I’m not going to argue the point today, not least because I’m channeling a tradition of social thought that is part of a larger debate about modernity, and that doesn’t have all the answers anyway.  What is interesting is that the idea can be presented to vividly in a photograph of a routine event.  (Yes, even Fashion Week is routine, occurring throughout the year around the globe.)  Furthermore, another image from the same event by the same photographer adds yet another dimension to the argument.

Mercedes-Benz China Fashion Week S/S 2014 - Day 5

Same show, even the same collection (Hu Sheguang Haute Couture), except now we are backstage.  This would seem to offer an additional series of contrasts with the first image: darkness instead of too much light, figure present instead of absent, primitive instead of moderne, African instead of Orientalist detailing, encumbered or even caged instead of in empty, abstract space, etc.  True enough, but also on behalf of the same insight.

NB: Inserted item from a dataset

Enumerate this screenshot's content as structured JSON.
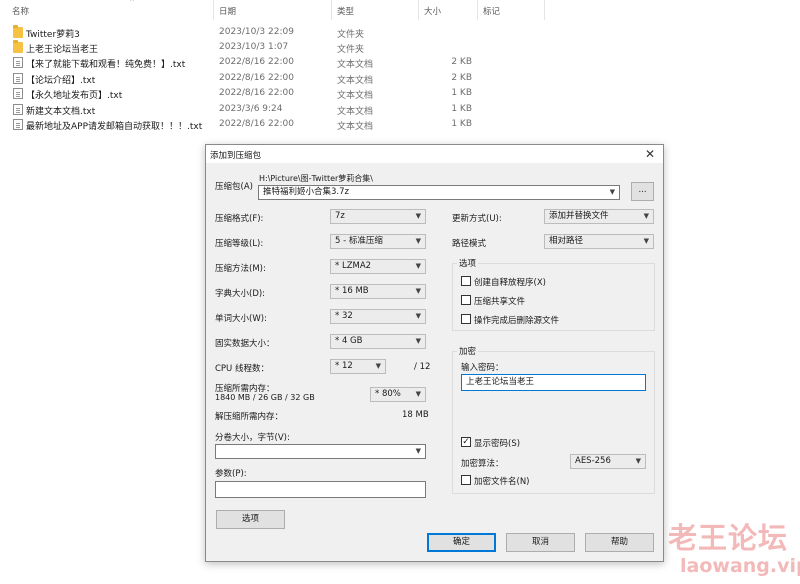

What you see here is the return of the human figure, but now encased in an apparatus instead of a dress, and situated downward, in darkness, almost as if in an infernal factory.  She appears to be immobilized, as if awaiting activation.  She may be subjectively immobilized as well, although it probably would be worse if she were self-conscious.  If the first design draws on the past to inflect the present, this one alludes to a more distant past to suggest a future without enlightenment.

In both images, however, our fate is the same: to become defined entirely by the system of production.  Erased or encased as needed, the only requirement is to be interchangeable and thus individually expendable.  And the result is the same whether working in the full glare of the spectacle or hidden deep in the hive.

Fortunately, absolute domination is impossible and the modern world-system is much more complex than social theory.  Even so, fashion houses and photojournalism have developed an intriguing working relationship on our behalf: images such as these expose tendencies that already are at work, and possibly refashioning what it means to be human.

Photographs by Feng Li/Getty Images.